Nah, let’s talk about the elephant in the room, chemisty dan akting Andrew Garfield dan Florence Pugh. Jujur saja, semenjak melihat daftar cast film ini, penulis sudah yakin bahwa kualitas akting tidak perlu diragukan. Siapa yang tidak mengenal Florence Pugh dan Andrew Garfield? Nama yang sudah dikenal bakat aktingnya di deretan film Hollywood ternama.
Tidak mengherankan jika banyak orang tertarik menonton film ini hanya karena kehadiran mereka sebagai pemeran utama. Tim marketing film ini sendiri cukup sadar dengan menaruh Florence dan Andrew front and center dalam promosinya, menekankan chemstiry mereka dibanding kisah filmnya sendiri yang gak bisa dikatakan unik.
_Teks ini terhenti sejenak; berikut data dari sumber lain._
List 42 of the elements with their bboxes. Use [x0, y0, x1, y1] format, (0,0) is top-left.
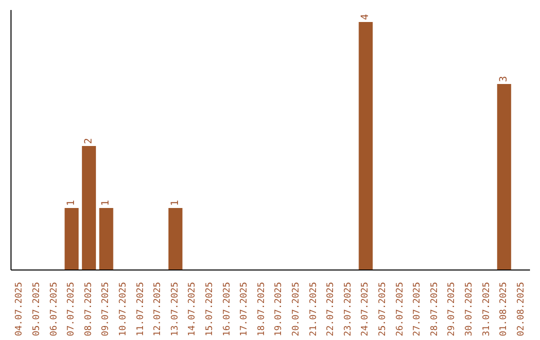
x-tick-label: 27.07.2025 — [412, 282, 423, 336]
x-tick-label: 24.07.2025 — [360, 282, 371, 336]
x-tick-label: 04.07.2025 — [14, 282, 25, 336]
bar — [358, 22, 373, 270]
x-tick-label: 09.07.2025 — [101, 282, 112, 336]
x-tick-label: 17.07.2025 — [240, 282, 250, 336]
bar — [64, 208, 79, 270]
x-tick-label: 31.07.2025 — [482, 282, 492, 336]
x-tick-label: 26.07.2025 — [395, 282, 406, 336]
x-tick-label: 05.07.2025 — [32, 282, 42, 336]
x-tick-label: 15.07.2025 — [204, 282, 215, 336]
x-tick-label: 13.07.2025 — [170, 282, 180, 336]
data-label: 1 — [170, 200, 181, 206]
x-tick-label: 28.07.2025 — [430, 282, 440, 336]
x-tick-label: 06.07.2025 — [49, 282, 60, 336]
bar — [168, 208, 182, 270]
x-tick-label: 10.07.2025 — [118, 282, 128, 336]
x-tick-label: 18.07.2025 — [256, 282, 267, 336]
x-tick-label: 01.08.2025 — [499, 282, 510, 336]
bar — [99, 208, 114, 270]
x-tick-label: 23.07.2025 — [343, 282, 354, 336]
x-tick-label: 12.07.2025 — [153, 282, 164, 336]
x-tick-label: 11.07.2025 — [136, 282, 146, 336]
x-tick-label: 08.07.2025 — [84, 282, 94, 336]
x-tick-label: 19.07.2025 — [274, 282, 284, 336]
data-label: 2 — [83, 138, 94, 144]
bar — [82, 146, 96, 270]
x-tick-label: 30.07.2025 — [464, 282, 474, 336]
x-tick-label: 14.07.2025 — [188, 282, 198, 336]
data-label: 1 — [66, 200, 78, 206]
data-label: 3 — [498, 76, 510, 82]
data-label: 1 — [100, 200, 112, 206]
x-tick-label: 20.07.2025 — [291, 282, 302, 336]
x-tick-label: 16.07.2025 — [222, 282, 232, 336]
x-tick-label: 22.07.2025 — [326, 282, 336, 336]
bar — [497, 84, 512, 270]
x-tick-label: 07.07.2025 — [66, 282, 77, 336]
data-label: 4 — [360, 14, 372, 20]
x-tick-label: 02.08.2025 — [516, 282, 526, 336]
x-tick-label: 25.07.2025 — [378, 282, 388, 336]
x-tick-label: 21.07.2025 — [308, 282, 319, 336]
x-tick-label: 29.07.2025 — [447, 282, 458, 336]
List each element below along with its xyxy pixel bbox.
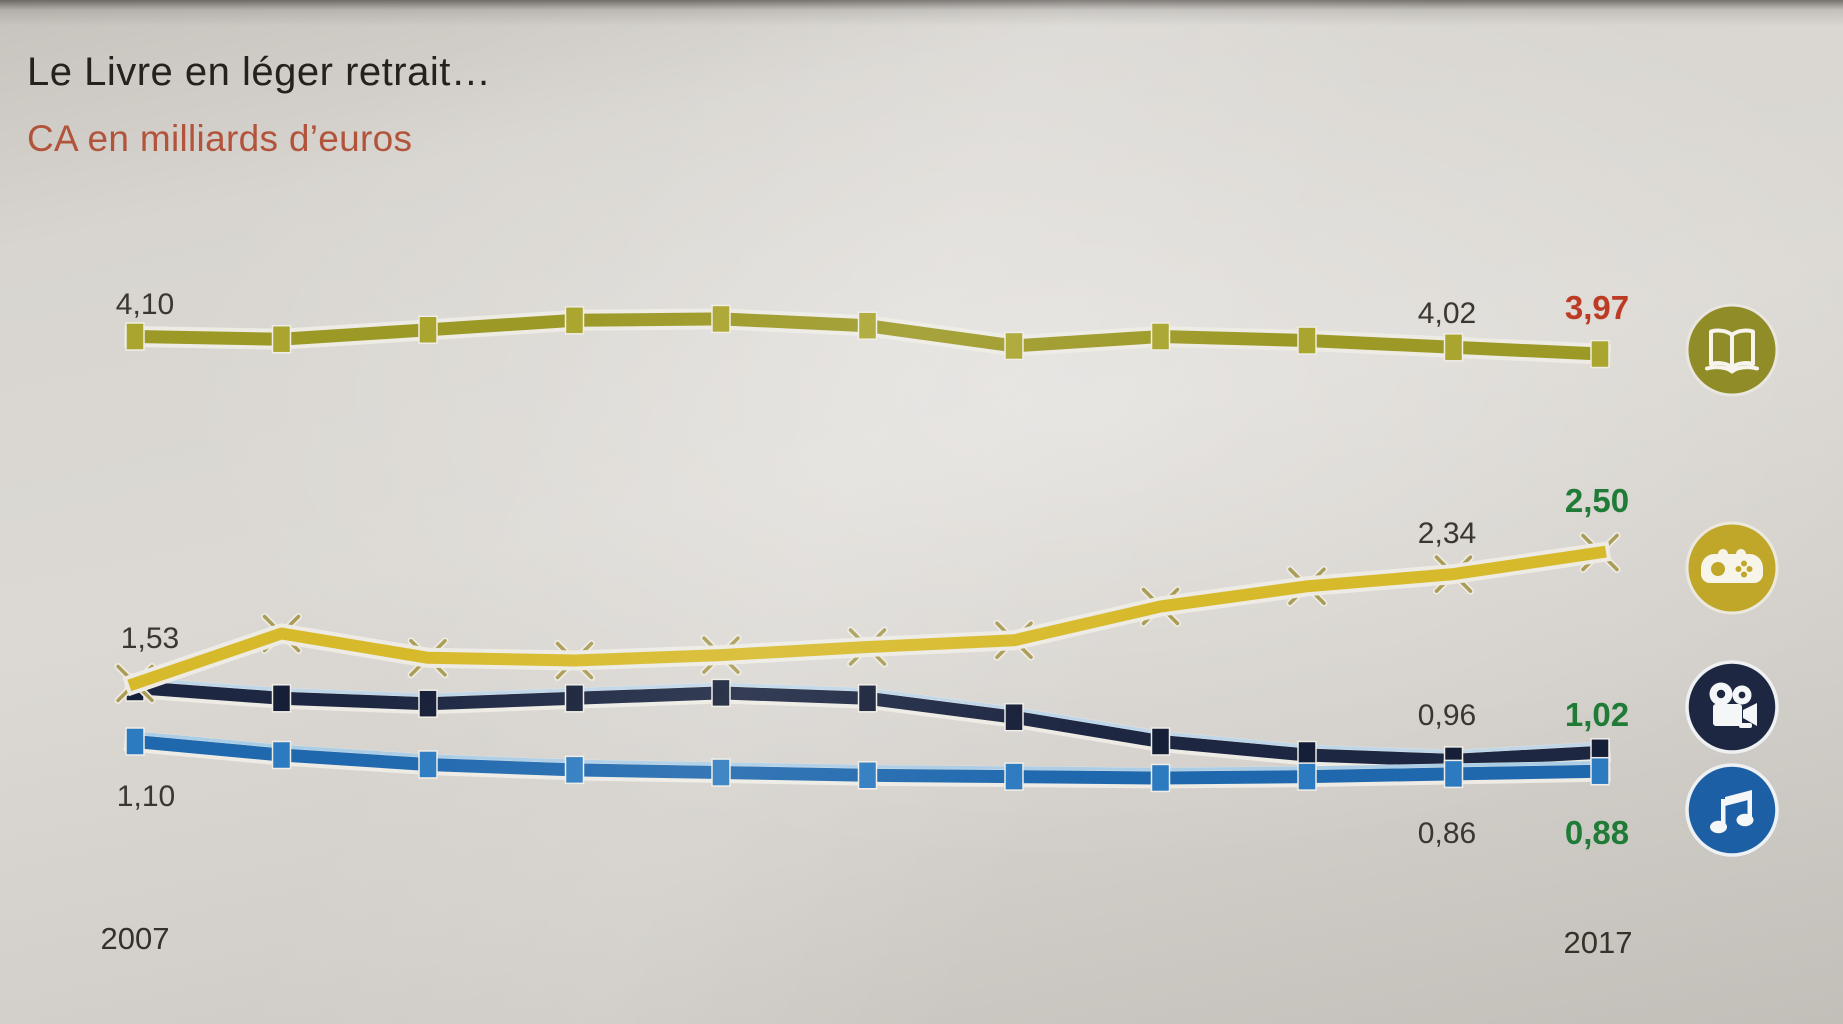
x-axis-label-2007: 2007 — [100, 921, 170, 956]
value-label-games-2017: 2,50 — [1564, 482, 1630, 519]
gamepad-icon — [1684, 520, 1780, 616]
value-label-books-2007: 4,10 — [115, 288, 175, 321]
value-label-books-2016: 4,02 — [1417, 297, 1477, 330]
x-axis-label-2017: 2017 — [1563, 925, 1633, 960]
value-label-games-2016: 2,34 — [1417, 517, 1477, 550]
book-icon — [1684, 302, 1780, 398]
value-label-books-2017: 3,97 — [1564, 289, 1630, 326]
chart-subtitle: CA en milliards d’euros — [27, 118, 413, 159]
value-label-music-2017: 0,88 — [1564, 814, 1630, 851]
value-label-music-2016: 0,86 — [1417, 817, 1477, 850]
movie-camera-icon — [1684, 659, 1780, 755]
value-label-video-2017: 1,02 — [1564, 696, 1630, 733]
value-label-video-2016: 0,96 — [1417, 699, 1477, 732]
music-note-icon — [1684, 762, 1780, 858]
value-label-games-2007: 1,53 — [120, 622, 180, 655]
chart-title: Le Livre en léger retrait… — [27, 50, 492, 94]
value-label-music-2007: 1,10 — [116, 780, 176, 813]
Dan, benar saja, Florence Pugh dan Andrew Garfield sama-sama berhasil menampilkan performa yang luar biasa. Chemistry di antara mereka sangat kuat, sehingga kisah romansa mereka terasa begitu nyata. Seakan-akan, mereka memang dua orang yang ditakdirkan untuk saling jatuh cinta dan membangun kehidupan bersama.
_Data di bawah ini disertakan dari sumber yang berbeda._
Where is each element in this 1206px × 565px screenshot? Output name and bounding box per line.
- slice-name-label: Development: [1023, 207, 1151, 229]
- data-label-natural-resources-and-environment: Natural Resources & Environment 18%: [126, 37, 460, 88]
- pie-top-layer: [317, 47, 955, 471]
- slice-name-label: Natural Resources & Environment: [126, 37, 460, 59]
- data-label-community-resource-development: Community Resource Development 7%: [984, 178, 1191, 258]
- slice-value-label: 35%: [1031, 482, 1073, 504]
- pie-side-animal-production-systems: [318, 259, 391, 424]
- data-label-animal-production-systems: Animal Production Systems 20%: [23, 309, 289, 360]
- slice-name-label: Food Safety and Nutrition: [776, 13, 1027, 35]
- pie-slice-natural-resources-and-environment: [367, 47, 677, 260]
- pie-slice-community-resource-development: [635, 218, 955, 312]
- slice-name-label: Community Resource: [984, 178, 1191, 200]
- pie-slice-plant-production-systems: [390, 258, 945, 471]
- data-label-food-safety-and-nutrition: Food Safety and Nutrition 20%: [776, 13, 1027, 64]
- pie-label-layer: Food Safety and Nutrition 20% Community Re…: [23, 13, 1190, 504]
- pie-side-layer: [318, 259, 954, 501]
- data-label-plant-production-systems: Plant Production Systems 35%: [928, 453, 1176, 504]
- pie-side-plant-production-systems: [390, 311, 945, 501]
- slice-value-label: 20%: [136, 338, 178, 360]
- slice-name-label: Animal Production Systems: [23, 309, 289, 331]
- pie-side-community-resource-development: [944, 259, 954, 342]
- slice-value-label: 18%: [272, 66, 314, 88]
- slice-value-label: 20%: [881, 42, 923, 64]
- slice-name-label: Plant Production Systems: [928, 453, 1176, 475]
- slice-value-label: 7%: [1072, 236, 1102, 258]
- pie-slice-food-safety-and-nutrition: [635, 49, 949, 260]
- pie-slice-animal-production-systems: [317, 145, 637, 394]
Dialog dan situasi dalam film ini pun terasa alami dan tidak berlebihan. Setiap karakter bertindak sesuai dengan keadaan, menciptakan interaksi yang lebih realistis, sehingga penonton bisa lebih mudah terhubung dengan cerita dan karakter-karakternya. Semua ini terlihat benar-benar disesuaikan dengan kemampuan akting kedua pemain utama, yang semakin memperkuat keaslian alur cerita.
Bahkan dari segi visualnya pun juga ikut membantu memaksimalkan akting Florence Pugh dan Andrew Garfield. Beberapa kali close-up shots digunakan pada wajah keduanya untuk benar-benar menonjolkan ekspresinya secara detail. Teknik ini biasanya dilakukan untuk memperkuat emosi yang ingin disampaikan dalam setiap adegannya, yang memungkinkan penonton untuk merasakan kedalaman perasaan para karakter, memperkaya pengalaman menonton dan membuat interaksi antar karakter tersebut terasa lebih intens dan personal.
Selain itu, musik dalam film ini juga sangat efektif dalam memperkuat suasana, terutama pada momen-momen emosional. Setiap adegan menjadi lebih terasa dan mendalam. Bisa dibilang, film ini berhasil mengaduk berbagai emosi penonton. Kadang membuat tersenyum, terkadang membuat tertawa terbahak-bahak, dan di saat lain bisa juga membuat menangis. Apalagi ending filmnya, yang sangat emosional sampai membuat penulis meneteskan air mata.
Mengakhiri review ini, secara keseluruhan film We Live in Time memberikan pengalaman emosional yang lengkap. Meskipun konsep ceritanya tidak terbilang unik, kehadiran Florence Pugh dan Andrew Garfield membuat film ini sangat patut untuk ditonton. Terlebih lagi, eksekusi romansa mereka yang mendalam, ditambah dengan perjalanan karir karakter Almut yang menarik, memberikan sentuhan spesial pada film ini. Namun sekedar mengingatkan, pastikan kalian menyiapkan tisu saat menontonnya.